Actualizado: 20 de jul de 2020
BY LUCÍA LOZADA
The fashion industry is taking huge steps towards more sustainable and ethical fashion. Personally, I think for this change to happen and slowly become a reality, consumers have to be deeply involved. With the opportunity to write for ELOQUĒNTIA, the first thing that came to mind, realizing that you only hear about these shifts happening in the big fashion capitals of the world, was how are these changes happening in Latin America -because they are, but people are not talking about it enough-. Also, how I could help to open the dialogue and encourage consumers to support local, ethical, sustainable brands that overall have a really great vision for the future of fashion and are actually working to make it happen.
I wanted to bring into the spotlight certain Latin American brands that not only are taking an initiative towards sustainability, but also do so while empowering women, giving job opportunities and trying to preserve the cultures of the different countries and communities they are from.
Picking up on the work of philosopher Walter Benjamin, modernity is defined by the development of a historical awareness of the current condition, to be able to recognize an echo between the times we live in and past times.
"Fashion works as a historical fact, not simply as a historicized element of the past but more as a force that through its constant self-reference and quotation breaks the historical continuum and activates, at times even revolutionizes, past occurrences for the present" (1)
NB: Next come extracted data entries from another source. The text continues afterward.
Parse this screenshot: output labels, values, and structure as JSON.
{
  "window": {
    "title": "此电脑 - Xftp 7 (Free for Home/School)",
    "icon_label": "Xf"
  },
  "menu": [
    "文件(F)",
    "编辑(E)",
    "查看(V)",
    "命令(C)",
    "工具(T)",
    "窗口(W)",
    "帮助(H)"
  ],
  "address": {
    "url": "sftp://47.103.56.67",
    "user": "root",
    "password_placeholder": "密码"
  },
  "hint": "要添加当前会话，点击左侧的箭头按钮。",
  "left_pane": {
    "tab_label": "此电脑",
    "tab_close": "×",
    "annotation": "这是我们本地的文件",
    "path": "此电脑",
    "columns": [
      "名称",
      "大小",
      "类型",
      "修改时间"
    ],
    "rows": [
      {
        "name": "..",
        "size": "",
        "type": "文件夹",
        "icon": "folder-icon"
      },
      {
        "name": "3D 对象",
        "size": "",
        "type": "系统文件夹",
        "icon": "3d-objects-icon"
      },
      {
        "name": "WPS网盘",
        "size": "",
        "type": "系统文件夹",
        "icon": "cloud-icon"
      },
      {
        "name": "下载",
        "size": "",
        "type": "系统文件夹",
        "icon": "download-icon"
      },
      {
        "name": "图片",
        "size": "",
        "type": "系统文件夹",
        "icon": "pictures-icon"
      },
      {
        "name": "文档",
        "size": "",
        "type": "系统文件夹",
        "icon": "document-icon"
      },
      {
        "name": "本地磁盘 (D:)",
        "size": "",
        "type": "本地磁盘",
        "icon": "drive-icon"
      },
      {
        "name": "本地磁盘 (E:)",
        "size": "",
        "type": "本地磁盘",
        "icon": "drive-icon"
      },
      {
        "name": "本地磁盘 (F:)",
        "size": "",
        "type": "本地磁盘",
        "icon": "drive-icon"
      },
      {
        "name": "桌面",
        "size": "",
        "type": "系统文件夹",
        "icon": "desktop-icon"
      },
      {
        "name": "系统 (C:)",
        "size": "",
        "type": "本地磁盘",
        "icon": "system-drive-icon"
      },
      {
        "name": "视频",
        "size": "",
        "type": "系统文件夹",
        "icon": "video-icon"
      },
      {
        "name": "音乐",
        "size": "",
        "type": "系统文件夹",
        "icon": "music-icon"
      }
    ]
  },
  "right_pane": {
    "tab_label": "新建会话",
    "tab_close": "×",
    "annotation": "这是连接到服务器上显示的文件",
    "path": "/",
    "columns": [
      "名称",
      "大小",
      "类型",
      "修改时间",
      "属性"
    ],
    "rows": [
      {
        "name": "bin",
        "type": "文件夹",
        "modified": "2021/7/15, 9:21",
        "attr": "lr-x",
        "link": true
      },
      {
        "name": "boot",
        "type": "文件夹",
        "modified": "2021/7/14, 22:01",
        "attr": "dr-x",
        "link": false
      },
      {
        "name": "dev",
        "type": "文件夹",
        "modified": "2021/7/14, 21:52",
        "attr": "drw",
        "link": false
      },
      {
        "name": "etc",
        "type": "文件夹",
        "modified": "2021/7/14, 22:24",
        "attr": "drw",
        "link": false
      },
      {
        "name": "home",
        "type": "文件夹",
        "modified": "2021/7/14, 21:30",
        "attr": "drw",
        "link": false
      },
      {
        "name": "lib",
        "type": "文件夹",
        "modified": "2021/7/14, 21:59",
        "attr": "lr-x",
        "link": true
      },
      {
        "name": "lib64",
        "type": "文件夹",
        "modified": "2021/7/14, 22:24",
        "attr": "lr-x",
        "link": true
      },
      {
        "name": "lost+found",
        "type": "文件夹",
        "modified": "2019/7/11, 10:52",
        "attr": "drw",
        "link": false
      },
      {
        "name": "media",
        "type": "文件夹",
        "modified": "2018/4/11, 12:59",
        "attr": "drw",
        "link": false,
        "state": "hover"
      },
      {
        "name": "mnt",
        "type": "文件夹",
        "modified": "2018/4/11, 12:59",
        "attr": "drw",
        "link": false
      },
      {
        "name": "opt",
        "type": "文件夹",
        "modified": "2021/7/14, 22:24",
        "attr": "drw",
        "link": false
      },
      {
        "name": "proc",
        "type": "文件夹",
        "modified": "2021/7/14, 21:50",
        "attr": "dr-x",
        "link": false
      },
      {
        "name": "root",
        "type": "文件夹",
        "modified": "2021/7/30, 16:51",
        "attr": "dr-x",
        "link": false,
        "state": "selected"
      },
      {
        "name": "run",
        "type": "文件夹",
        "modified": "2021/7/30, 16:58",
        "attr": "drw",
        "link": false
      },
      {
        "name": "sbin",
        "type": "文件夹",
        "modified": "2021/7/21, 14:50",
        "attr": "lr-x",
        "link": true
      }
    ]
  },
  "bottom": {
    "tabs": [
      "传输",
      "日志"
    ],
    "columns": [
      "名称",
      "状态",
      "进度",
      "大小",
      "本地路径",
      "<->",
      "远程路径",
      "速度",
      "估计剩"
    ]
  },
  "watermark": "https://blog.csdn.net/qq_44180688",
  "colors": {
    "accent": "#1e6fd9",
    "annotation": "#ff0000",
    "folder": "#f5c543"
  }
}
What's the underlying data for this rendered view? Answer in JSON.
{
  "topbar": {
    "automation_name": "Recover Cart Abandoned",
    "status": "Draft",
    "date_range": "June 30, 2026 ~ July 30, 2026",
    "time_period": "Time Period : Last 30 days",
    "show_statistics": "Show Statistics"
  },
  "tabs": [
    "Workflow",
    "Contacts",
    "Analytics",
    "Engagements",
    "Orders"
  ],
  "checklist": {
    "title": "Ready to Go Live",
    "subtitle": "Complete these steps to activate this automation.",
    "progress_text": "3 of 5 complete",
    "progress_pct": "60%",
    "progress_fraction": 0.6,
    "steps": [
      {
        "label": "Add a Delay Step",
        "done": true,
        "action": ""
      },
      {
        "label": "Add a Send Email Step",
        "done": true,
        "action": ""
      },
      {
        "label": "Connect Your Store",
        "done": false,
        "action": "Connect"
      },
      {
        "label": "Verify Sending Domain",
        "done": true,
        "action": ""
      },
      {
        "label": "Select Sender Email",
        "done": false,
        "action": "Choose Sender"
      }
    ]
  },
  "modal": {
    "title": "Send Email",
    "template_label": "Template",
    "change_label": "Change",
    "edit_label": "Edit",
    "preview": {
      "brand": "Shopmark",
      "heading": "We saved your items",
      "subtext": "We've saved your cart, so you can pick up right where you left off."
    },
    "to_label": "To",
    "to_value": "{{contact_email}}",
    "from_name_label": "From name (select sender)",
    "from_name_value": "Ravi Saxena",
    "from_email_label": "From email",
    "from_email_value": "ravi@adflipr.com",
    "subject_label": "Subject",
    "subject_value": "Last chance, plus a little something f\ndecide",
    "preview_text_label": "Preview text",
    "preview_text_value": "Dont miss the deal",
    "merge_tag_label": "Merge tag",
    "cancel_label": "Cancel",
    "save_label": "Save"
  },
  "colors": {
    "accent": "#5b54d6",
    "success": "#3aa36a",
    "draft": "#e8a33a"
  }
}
In this sense, we can see the clear connection between fashion and culture and how it can serve as a way to keep alive the cultures of those communities that have been silenced and invisible for centuries in Latin America. Professor Monica Codina affirms that creating fashion nowadays is a way to make culture: “In order to think about culture, it is necessary to take into account the conditions in which it develops. Every cultural creation has a material and spiritual dimension." (2)
To put it into perspective, fashion and context are strictly linked and nurture one another. Fashion is directly influenced by social, economical, political and artistic facts, which are represented in culture, but most importantly fashion serves as a way of revaluing and appreciating cultural aspects of society.
The work of “Manos Zapotecas”, a brand I had the honour to interview, is definitely preserving their traditions while allowing themselves to be innovative. They are from Oaxaca, Mexico and work with women artisans from the Zapotec community. I had the opportunity to talk to three of their artisans, Antonia, Malena and Rocío and they told me that weaving and spinning yarn has always been a tradition for women in their community, and it’s passed from one generation to the next one. Six years ago, a company from the US gave them the opportunity to sell their crafts on a larger scale, providing many jobs, sources of income, and appreciating the traditions and designs originary from the Zapotec culture. They are guided by the culture of the “Tequio” and “Guelaguetza”, which means “support between siblings” – they help each other, between the families and for the common benefit of the community. It’s all about helping each other and creating meaningful products. They believe that the changes that are currently taking place not only in the fashion industry but to a social level are taking us back to our principles, back to simpler times; that the crisis we are going through has a purpose and that is to return to our origins, to be kind to the environment, to be kind to each other and to be kind to ourselves.
Oftentimes we don’t realize the impact we have as consumers; slowly we’ll start to comprehend that what does good to one does good to all. Each bag they sell means a lot to them and to their community. They are really proud – behind each product they make there are a lot of women working together in alliance.
“Manos Zapotecas” is not only a brand to look up to, but also serves as an example to realize the huge number of brands and businesses who share the same goals and values, and that we could help enormously by supporting them. It is our responsibility as consumers to try and be conscious about who and where we are putting our money towards.